[Progress] Just accomplished a long-time powerlifting goal and calisthenics goal (405lb squat and Straddle FL row) @ 6'2" 205lbs

von20207777

New member
Hey everyone, just wanted to share a major accomplishment I had last night. I hit a 405lb squat and got my first straddle front lever row in the same workout. Here's an instagram video of both (squat is the first video, row is the second):
Both could have been slightly cleaner, but I'm satisfied with the ROM and form on both given they were pretty maximal effort attempts.

I'll answer any questions about my training (~4 years, ~2.5 years bodyweight), but here's the general gist of the past few months.

I ran a DUP style program for about 7 months or so where I primarily worked on weighted chins, weighted dips, planche, and front lever. I got them up to 160lbs, 180lbs, a 19s tuck, and a 5s straddle respectively. I'm in a really rough semester of school now so I've switched to a slightly higher frequency because I can workout most days just for not as much time.

Currently my training is a bent-arm/straight-arm split. I've been focusing my bent-arm days on bench, FL rows, rope climbs, and handstand push-ups/dips and I try and hit 3 sets of 8-12 reps (a couple rope climbs for that) without failing on light days, and 4 sets of 3-6 reps on heavy days without failing (keeping away from failure has been huge in seeing progress, submaximal training has been key for me).

My straight-arm days have been focused on iron cross, planche, front-lever, and parallette handstands/presses. Light days I just try and get in 6-10s holds that are very manageable to become more comfortable in the position. On heavy days I try and do 3-4 sets of a dynamic straight arm exercise like spotted cross press, front-lever/back-lever pulls, and L-sit press to planche. I also do some conditioning for rings usually on heavy straight arm days like muscle-ups, dips, chins, RTO support, and skin-the-cat (so it's more of a 4-day light/heavy split if you want to be specific).

For legs training I just do a squat and deadlift session twice a week. One session will be heavy squat and a dead variation, the other will be a heavy dead and a squat variation. I haven't focused on either enough, but given that I'm about 18 weeks out from a powerlifting meet, that's going to change.

I'm also training for Head-To-Toe and middle splits as well now, so these next few months will be interesting in balancing that flexibility work with heavy legs training. I'm not worried though, the one thing I've learned about myself is that as long as I stay out of the max effort/failure range, I'll be fine.

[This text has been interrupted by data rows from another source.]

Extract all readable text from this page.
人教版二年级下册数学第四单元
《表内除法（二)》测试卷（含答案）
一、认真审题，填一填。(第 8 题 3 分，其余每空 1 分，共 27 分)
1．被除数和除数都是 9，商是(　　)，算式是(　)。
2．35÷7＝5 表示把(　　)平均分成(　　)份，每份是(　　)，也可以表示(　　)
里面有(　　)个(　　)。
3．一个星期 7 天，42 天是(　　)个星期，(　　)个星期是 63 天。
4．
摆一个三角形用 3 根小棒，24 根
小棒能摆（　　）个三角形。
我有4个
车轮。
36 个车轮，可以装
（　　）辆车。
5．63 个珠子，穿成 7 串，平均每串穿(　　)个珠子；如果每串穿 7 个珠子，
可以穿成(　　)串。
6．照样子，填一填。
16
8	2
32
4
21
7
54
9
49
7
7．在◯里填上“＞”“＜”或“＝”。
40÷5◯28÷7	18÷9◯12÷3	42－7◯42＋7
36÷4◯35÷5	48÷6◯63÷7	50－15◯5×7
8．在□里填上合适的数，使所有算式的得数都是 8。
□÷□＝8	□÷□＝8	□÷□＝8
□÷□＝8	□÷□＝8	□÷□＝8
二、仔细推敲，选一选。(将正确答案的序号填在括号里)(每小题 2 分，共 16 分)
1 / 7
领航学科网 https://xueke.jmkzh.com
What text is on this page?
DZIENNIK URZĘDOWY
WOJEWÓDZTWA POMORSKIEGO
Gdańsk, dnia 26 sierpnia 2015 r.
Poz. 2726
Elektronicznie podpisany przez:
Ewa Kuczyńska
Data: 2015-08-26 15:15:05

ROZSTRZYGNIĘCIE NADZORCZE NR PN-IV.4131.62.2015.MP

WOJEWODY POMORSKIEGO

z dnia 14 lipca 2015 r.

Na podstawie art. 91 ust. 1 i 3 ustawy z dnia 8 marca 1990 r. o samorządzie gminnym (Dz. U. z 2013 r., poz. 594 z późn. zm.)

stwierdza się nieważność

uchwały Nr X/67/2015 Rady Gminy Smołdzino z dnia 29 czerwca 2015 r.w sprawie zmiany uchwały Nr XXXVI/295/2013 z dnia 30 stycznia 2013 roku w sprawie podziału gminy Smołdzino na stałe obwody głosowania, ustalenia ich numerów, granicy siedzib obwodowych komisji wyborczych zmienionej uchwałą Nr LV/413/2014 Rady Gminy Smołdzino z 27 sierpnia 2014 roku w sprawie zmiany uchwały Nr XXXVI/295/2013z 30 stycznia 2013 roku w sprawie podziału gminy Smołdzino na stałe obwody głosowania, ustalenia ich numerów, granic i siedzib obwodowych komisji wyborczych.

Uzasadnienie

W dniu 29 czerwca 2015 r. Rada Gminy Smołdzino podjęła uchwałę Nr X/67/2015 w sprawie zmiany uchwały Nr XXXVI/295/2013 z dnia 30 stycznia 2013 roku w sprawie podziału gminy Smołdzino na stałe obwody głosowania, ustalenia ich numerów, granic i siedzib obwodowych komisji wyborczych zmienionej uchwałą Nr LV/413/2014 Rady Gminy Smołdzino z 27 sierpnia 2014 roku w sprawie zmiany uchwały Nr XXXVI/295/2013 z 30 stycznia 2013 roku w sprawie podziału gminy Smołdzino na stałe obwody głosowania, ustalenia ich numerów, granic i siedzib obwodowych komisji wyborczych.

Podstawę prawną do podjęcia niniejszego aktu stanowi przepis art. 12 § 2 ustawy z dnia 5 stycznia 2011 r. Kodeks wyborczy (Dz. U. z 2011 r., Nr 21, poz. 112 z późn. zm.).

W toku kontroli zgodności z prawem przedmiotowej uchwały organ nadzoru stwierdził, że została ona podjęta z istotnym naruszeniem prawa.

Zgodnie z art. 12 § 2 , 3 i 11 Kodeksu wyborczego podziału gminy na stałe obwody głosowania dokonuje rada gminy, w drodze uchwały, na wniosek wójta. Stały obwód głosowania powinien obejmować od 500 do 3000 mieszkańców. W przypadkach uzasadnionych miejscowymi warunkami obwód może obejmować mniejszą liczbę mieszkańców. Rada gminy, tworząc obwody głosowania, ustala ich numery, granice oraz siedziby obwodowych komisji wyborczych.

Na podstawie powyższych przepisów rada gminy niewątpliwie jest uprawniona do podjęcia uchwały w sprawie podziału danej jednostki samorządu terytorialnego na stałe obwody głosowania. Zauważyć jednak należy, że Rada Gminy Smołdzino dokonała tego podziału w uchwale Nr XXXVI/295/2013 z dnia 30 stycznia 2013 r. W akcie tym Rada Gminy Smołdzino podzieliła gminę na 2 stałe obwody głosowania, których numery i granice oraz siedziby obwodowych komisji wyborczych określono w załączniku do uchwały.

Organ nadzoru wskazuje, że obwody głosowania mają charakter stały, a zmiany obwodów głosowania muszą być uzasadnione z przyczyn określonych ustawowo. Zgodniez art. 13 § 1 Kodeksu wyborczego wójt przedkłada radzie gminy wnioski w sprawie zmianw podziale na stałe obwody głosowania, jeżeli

feel free to ask any questions, sorry about the messy text schpeel
 
@fromgenesistorevelation Thanks Antranik :D. Methodical progression has worked for 4 years, I'm surely not stopping now. And YES!!! It's such a refresher from 3 days a week full-body! I get to workout and have fun 4 days a week and I get to practice all the variations that I've wanted to because they each have a day that's good for them :).
 
@green520 Bent arm and straight arm. Bent arm is for Push-ups, dips, rows, chins, HSPU, etc. Straight arm is for levers, planche, cross, press handstand, and the straight arm dynamic variations (FL Pulls for example) of them :).
 
@von20207777 Ah. Thank you! So you do one day where you work purely on bent-arm and another where you work purely on straight arm? How would this work for a beginner capable of fewer skills?
 
@green520 So it is more of an intermediate split, exactly. I usually do two days on, one off, two on, weekend off. For me it goes, light straight arm day, heavy bent arm, rest, heavy straight arm, light bent arm and it has worked great.

As a beginner you should definitely follow a full body routine 3 days a week. It’s much more optimal when you have less experience.
 
@von20207777 This an awesome and inspiring post thanks for sharing!

Thanks for sharing a bit of your routine and thought process. I love post like these. You got yourself a follow!

I'm really interested in how you plan on incooperating flexibility work into your routine? Are they short sessions everyday after strength work or dedicated longer sessions later on in the day?
 
@sjam So usually I do a bit of flexibility work, light stretching into ranges I’m confident with every workout day (between 4 and 5 days a week). Then I’ll usually do a heavy session using contract relax followed by long passive holds twice a week. Currently I’m doing head to toe everyday.

So 2 heavy sessions, 4 light (or whenever I feel like moving around and stretching a bit), and head to toe everyday.

Thanks man, really appreciate it!
 
@von20207777 Nice squat dude! I'm a taller man myself at 6'3", do you have any tips on how you think differently about your movements as a tall person? Or anything special you had to do to improve because of your size?